During the sizzling summer months, nothing takes the edge off a hot day like a cool, refreshing white wine served in a chilled glass. Red wines are all but forgotten by many during this season, but that need not be the case. Red wine, consumed in moderation, is considered healthy for the heart. It contains a high amount of resveratrol, an ingredient that has been shown to reduce "bad" cholesterol and also to prevent blood clotting and plaque formation in arteries. Because red wine is fermented with the skin of the grape longer than white wine is, red wine contains more resveratrol. In addition to the added health benefits of red wine, some people just prefer the taste of reds to that of whites.

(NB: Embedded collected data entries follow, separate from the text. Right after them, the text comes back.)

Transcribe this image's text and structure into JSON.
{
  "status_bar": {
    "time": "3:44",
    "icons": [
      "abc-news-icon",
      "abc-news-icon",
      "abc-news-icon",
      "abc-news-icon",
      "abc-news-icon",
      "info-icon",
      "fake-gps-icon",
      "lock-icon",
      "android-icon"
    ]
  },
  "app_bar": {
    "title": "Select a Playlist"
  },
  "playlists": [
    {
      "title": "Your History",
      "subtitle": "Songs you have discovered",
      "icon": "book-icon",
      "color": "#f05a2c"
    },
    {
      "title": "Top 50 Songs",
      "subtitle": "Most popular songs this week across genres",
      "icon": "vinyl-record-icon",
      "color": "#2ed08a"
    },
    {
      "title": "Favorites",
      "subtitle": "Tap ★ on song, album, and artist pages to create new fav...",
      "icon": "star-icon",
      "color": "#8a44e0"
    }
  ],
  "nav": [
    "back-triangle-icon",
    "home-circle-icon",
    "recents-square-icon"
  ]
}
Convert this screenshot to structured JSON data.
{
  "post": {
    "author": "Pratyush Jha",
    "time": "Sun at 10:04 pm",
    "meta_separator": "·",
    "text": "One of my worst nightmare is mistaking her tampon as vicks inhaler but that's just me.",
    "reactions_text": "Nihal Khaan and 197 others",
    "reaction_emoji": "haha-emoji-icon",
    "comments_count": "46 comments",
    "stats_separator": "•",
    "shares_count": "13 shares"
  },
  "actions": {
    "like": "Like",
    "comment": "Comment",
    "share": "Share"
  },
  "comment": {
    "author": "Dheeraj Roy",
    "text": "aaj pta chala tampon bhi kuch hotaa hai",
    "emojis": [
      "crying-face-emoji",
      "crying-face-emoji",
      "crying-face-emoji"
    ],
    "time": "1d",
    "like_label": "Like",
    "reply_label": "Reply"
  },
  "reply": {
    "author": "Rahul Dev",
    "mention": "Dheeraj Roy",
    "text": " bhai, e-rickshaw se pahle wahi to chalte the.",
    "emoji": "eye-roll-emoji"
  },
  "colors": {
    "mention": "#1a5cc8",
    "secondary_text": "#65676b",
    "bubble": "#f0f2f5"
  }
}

Whether you’re entertaining a large group or want to accommodate someone special, here are a few ways to let those reds sparkle and enjoy their day in the sun.


Sangria is a tasty drink that has many virtues. It’s easy to mix up a big batch for a party or just a small pitcher for an evening at home. It’s relatively simple to prepare and is an inexpensive drink. Best of all, there are many variations, so the chef can exercise her creativity. The basic ingredients for sangria are red wine and fruit. Many recipes also call for a hard liqueur such as rum, brandy, or other spirits, so now is a great time to dig out that bottle of fruit-flavored alcohol that’s been used once and has been sitting on the shelf since Christmas. Any type of red wine can be used, and it doesn’t have to be a pricey variety. Dry, sweet, fruity; experiment to see what flavor you like the best.

Many types of fruit work well in sangria, preferably fresh but frozen can also be used. Grab whatever is in season including oranges, strawberries, apples, peaches, lemons, limes, or cherries, chop them up and toss them into the wine mixture. Most recipes suggest soaking the fruit in the alcohol mix for at least two hours, or overnight if possible to infuse the flavors. Sugar can also be added, and if a bit of fizz is desired, squirt in a dash of ginger ale, seltzer water, club soda, or mineral water just before serving. For those who like their drinks sweet, flavored commercial soda can be added, though this will also pack on the calories.

With the numerous recipes available, this is a concoction that can be made many times throughout the summer with a different taste each time.

Wine spritzers

Wine spritzers used to be The Drink for women in the late ’70s and early ’80s. Though some people view a spritzer as an appalling way to ruin a good wine, this perky drink does have its advantages. For a picnic, family reunion, or other gatherings that will last for hours, having a diluted drink makes good sense. It’s better to continually sip a spritzer than straight wine because the alcohol content is lower. Spritzers are also a good lunchtime drink for those who enjoy a little relaxation in the afternoon but don’t want something that will put them to sleep. Some people have a sensitive stomach, and a spritzer is much gentler on their digestive system than straight red wine.

To make a basic spritzer, just mix well-chilled club soda, mineral water, or seltzer with a glass of red wine. For an extra dash of fun and nutrition add fruit such as cranberries, blueberries, blackberries, raspberries peaches, or grapes. Garnish with a lemon or lime wedge if desired. The ratio is up to the drinker. A standard recipe is two parts wine to one part mix but this can be modified for those wanting to cut back on calories or those who need to keep their alcohol consumption to a minimum.

Wine ice cubes

While some people have no problem drinking red wine on the rocks, for purist oenophiles, this is an adulteration of a fine spirit. A simple solution is to freeze the wine in an ice cube tray. This will help keep the wine cold and not dilute the flavor.

Try these cool ideas and enjoy all the heart-healthy benefits of red wine this summer season.